未だに深夜に外出するとテンションが上がる

未だに深夜に外出するとテンションが上がる。


電車で友達と飲み屋にでも出掛ける際に、窓から見える夜の街を見ればよく分からない興奮が湧き上がって来るし、車で一人、最寄りのコンビニや牛丼屋に深夜にブラッと出掛けるのも結構好きだ。(そういえば食ってばっかだ)
只々目的も無く徘徊するのも好きがが、もうそろそろすると私の住む新潟はとんでもない量の降雪に見舞われるから、この楽しみも今年はあと1ヶ月程度で終わってしまうのが心寂しい。少しでも無理をすれば『オタクくん凍死する、の巻』の完成になってしまうから、我慢だ。


大人になってしまった今になれば「自分が大人だと感じる瞬間」は年金事務所や市役所から届く「お支払いの手引き」関係でしか感じられなくなってしまった訳ではあるけど、子どもの頃は『深夜に外出』こそが強くそれを感じられる行動でありイベントだった。


高校生だった頃、実家の近くに夜10時くらいまで開いてる市立の体育館があって、よく友達の山口くんや熊倉くんと一緒に卓球やらバスケやらをしに行った。
私が当時住んでいた土地もとんでもない田舎だったから、夜の9時10時くらいまで遊べる施設は自転車で行ける範囲内には殆ど無く、消去法で選ばれたのがこの体育館だった。
が、そこは童貞スポーツ刈り高校生、只々大声を出しながら身体を動かしてさえいれば何でも良かったし、実際楽しく過ごせた。
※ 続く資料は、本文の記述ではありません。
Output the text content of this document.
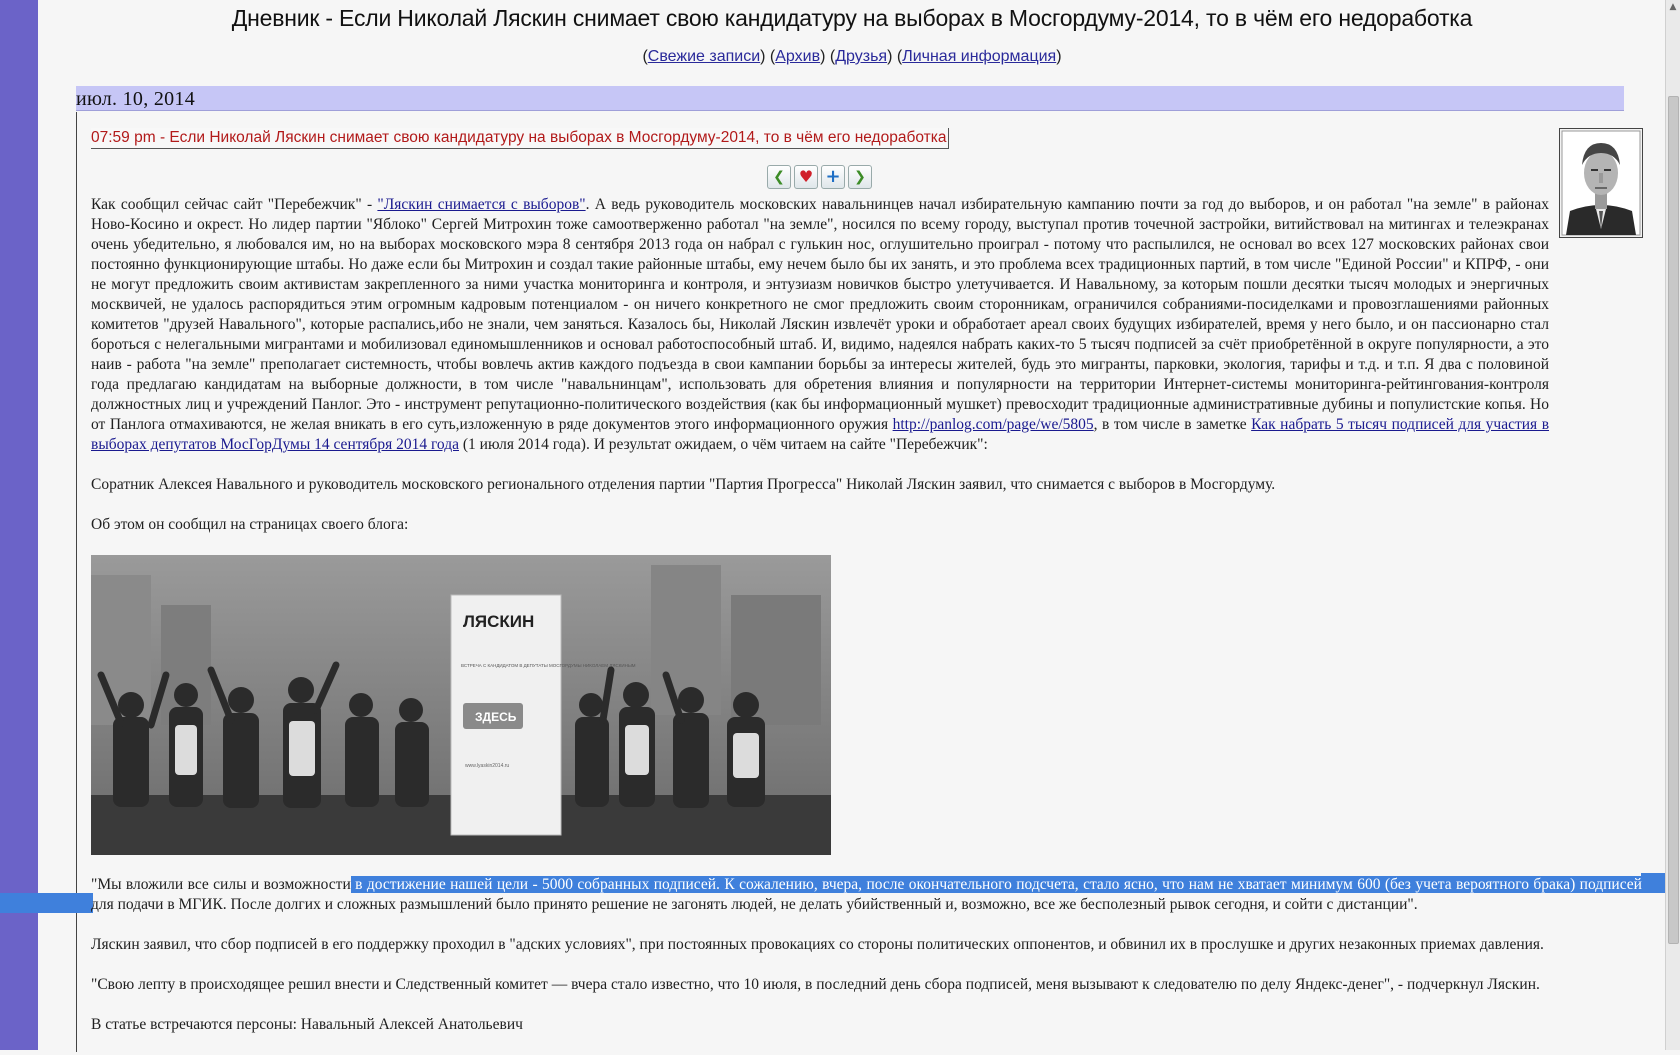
▲
Дневник - Если Николай Ляскин снимает свою кандидатуру на выборах в Мосгордуму-2014, то в чём его недоработка
(Свежие записи) (Архив) (Друзья) (Личная информация)
июл. 10, 2014
07:59 pm - Если Николай Ляскин снимает свою кандидатуру на выборах в Мосгордуму-2014, то в чём его недоработка
❮ ♥ + ❯

Как сообщил сейчас сайт "Перебежчик" - "Ляскин снимается с выборов". А ведь руководитель московских навальнинцев начал избирательную кампанию почти за год до выборов, и он работал "на земле" в районах Ново-Косино и окрест. Но лидер партии "Яблоко" Сергей Митрохин тоже самоотверженно работал "на земле", носился по всему городу, выступал против точечной застройки, витийствовал на митингах и телеэкранах очень убедительно, я любовался им, но на выборах московского мэра 8 сентября 2013 года он набрал с гулькин нос, оглушительно проиграл - потому что распылился, не основал во всех 127 московских районах свои постоянно функционирующие штабы. Но даже если бы Митрохин и создал такие районные штабы, ему нечем было бы их занять, и это проблема всех традиционных партий, в том числе "Единой России" и КПРФ, - они не могут предложить своим активистам закрепленного за ними участка мониторинга и контроля, и энтузиазм новичков быстро улетучивается. И Навальному, за которым пошли десятки тысяч молодых и энергичных москвичей, не удалось распорядиться этим огромным кадровым потенциалом - он ничего конкретного не смог предложить своим сторонникам, ограничился собраниями-посиделками и провозглашениями районных комитетов "друзей Навального", которые распались,ибо не знали, чем заняться. Казалось бы, Николай Ляскин извлечёт уроки и обработает ареал своих будущих избирателей, время у него было, и он пассионарно стал бороться с нелегальными мигрантами и мобилизовал единомышленников и основал работоспособный штаб. И, видимо, надеялся набрать каких-то 5 тысяч подписей за счёт приобретённой в округе популярности, а это наив - работа "на земле" преполагает системность, чтобы вовлечь актив каждого подъезда в свои кампании борьбы за интересы жителей, будь это мигранты, парковки, экология, тарифы и т.д. и т.п. Я два с половиной года предлагаю кандидатам на выборные должности, в том числе "навальнинцам", использовать для обретения влияния и популярности на территории Интернет-системы мониторинга-рейтингования-контроля должностных лиц и учреждений Панлог. Это - инструмент репутационно-политического воздействия (как бы информационный мушкет) превосходит традиционные административные дубины и популистские копья. Но от Панлога отмахиваются, не желая вникать в его суть,изложенную в ряде документов этого информационного оружия http://panlog.com/page/we/5805, в том числе в заметке Как набрать 5 тысяч подписей для участия в выборах депутатов МосГорДумы 14 сентября 2014 года (1 июля 2014 года). И результат ожидаем, о чём читаем на сайте "Перебежчик":

Соратник Алексея Навального и руководитель московского регионального отделения партии "Партия Прогресса" Николай Ляскин заявил, что снимается с выборов в Мосгордуму.

Об этом он сообщил на страницах своего блога:

ЛЯСКИН
ВСТРЕЧА С КАНДИДАТОМ В ДЕПУТАТЫ МОСГОРДУМЫ НИКОЛАЕМ ЛЯСКИНЫМ
ЗДЕСЬ
www.lyaskin2014.ru

"Мы вложили все силы и возможности в достижение нашей цели - 5000 собранных подписей. К сожалению, вчера, после окончательного подсчета, стало ясно, что нам не хватает минимум 600 (без учета вероятного брака) подписей для подачи в МГИК. После долгих и сложных размышлений было принято решение не загонять людей, не делать убийственный и, возможно, все же бесполезный рывок сегодня, и сойти с дистанции".

Ляскин заявил, что сбор подписей в его поддержку проходил в "адских условиях", при постоянных провокациях со стороны политических оппонентов, и обвинил их в прослушке и других незаконных приемах давления.

"Свою лепту в происходящее решил внести и Следственный комитет — вчера стало известно, что 10 июля, в последний день сбора подписей, меня вызывают к следователю по делу Яндекс-денег", - подчеркнул Ляскин.

В статье встречаются персоны: Навальный Алексей Анатольевич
学校が終わると熊倉くんのいるクラスまで行って「今日も?」的な軽い言葉だけ交わして家に戻り、自転車で体育館に迎えば、大抵いつもの面子は揃っていた。で、適当に遊んだ後は体育館横の階段に屯って、夜7時に閉店になるコンビニで買ったお菓子を食べながら、日付が変わる時間になるまで、ずっと取り止めもない事を延々と喋り続けた。


学校のこと、家族のこと、部活のこと、ゲームのこと、小林くんが女子に勢いで告白して振られて「自分がいつ告白したのが覚えていない」と言うので皆で肉まんを奢ったこと、何故か「ジャンケンに負けた人間はポルノグラフィティの曲を歌え」という罰ゲーム的な遊びになって負けた私が本当にハネウマライダーの1番を歌って、特に感想なくその日は皆すぐ帰ったこと、熊倉くんが小林くんの書いた挿し絵付きの小説を1000円で買ってテンションが上がってたこと、山口くんがPSのゲーム、『ガンパレード・マーチ』が好き過ぎて「最近ゲームと現実の区別が付かない」と言うから早めに帰らせたこと…。
言っても言わなくてもいい様な事をずっと喋っていたら、いつの間にか周囲の家屋からの灯りは消えていた。
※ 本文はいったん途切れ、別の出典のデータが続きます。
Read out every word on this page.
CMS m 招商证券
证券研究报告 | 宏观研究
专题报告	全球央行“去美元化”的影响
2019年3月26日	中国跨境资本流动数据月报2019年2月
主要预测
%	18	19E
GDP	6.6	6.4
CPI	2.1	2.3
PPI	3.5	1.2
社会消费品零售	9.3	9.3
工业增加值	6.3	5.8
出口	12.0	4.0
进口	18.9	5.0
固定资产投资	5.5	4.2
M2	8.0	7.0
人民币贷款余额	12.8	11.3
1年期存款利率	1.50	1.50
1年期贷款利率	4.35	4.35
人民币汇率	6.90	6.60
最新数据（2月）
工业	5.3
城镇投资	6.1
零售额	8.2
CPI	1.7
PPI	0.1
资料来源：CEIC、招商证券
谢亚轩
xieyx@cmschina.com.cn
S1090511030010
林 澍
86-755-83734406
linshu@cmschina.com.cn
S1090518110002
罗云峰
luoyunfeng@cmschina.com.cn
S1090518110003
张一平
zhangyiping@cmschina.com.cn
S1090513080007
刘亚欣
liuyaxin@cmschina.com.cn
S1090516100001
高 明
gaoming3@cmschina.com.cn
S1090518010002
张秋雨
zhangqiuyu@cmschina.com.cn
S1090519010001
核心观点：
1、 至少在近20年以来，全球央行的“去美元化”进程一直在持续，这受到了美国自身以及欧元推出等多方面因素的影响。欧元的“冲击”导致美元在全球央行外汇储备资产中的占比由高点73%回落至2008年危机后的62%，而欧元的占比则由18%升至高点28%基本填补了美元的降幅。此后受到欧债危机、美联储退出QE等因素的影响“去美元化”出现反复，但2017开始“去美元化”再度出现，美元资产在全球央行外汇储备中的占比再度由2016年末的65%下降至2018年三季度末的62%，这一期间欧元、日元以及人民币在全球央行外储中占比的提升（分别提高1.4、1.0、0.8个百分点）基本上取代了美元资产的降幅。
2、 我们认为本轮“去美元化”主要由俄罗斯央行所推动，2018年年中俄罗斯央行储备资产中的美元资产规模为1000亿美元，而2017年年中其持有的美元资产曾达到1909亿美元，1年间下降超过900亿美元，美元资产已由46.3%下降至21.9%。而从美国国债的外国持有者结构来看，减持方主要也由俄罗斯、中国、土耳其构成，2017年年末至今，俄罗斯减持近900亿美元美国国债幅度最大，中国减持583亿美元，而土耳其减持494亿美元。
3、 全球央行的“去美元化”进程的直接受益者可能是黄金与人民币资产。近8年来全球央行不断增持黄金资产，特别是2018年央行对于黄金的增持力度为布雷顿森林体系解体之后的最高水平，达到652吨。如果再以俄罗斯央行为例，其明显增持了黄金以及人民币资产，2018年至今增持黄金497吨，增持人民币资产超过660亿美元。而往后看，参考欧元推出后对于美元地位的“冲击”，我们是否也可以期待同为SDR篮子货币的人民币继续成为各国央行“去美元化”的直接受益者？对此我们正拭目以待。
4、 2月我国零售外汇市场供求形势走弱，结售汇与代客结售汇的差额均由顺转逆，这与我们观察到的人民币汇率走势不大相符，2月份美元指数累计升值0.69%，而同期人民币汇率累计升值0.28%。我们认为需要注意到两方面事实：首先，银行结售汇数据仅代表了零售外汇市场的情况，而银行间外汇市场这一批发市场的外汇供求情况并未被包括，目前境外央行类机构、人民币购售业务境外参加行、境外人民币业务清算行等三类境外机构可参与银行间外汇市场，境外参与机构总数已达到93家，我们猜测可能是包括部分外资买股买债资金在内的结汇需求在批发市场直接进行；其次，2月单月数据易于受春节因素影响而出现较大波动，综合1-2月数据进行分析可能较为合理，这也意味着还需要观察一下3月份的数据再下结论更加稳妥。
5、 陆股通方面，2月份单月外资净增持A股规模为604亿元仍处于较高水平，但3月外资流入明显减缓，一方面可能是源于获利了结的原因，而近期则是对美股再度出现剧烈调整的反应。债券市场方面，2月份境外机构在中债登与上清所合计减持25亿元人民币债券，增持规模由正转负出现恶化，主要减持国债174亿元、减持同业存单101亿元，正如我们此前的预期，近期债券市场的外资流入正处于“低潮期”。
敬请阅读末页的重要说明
0℃を切る様な極寒の中でも意地になって5時間も6時間も喋り続けてた事もあった。
「俺たちは何をやっているんだ?」
「もう真っ直ぐ歩けない」
「『オタクくんたち凍死する、の巻』の回が遂にやってきたのか?」
などと言いながらフラフラになって家まで自転車を押して帰ったけど、その帰り道に熊倉くんと一緒に自動販売機で買った缶コーヒーはメチャクチャ美味かった。(ただの缶コーヒーだったはずなんだけど、「疲れ」「寒さ」「この行動は高校生っぽいんじゃないか、みたいな自分自身への酔い」が全く別の味に変えていた気がする。)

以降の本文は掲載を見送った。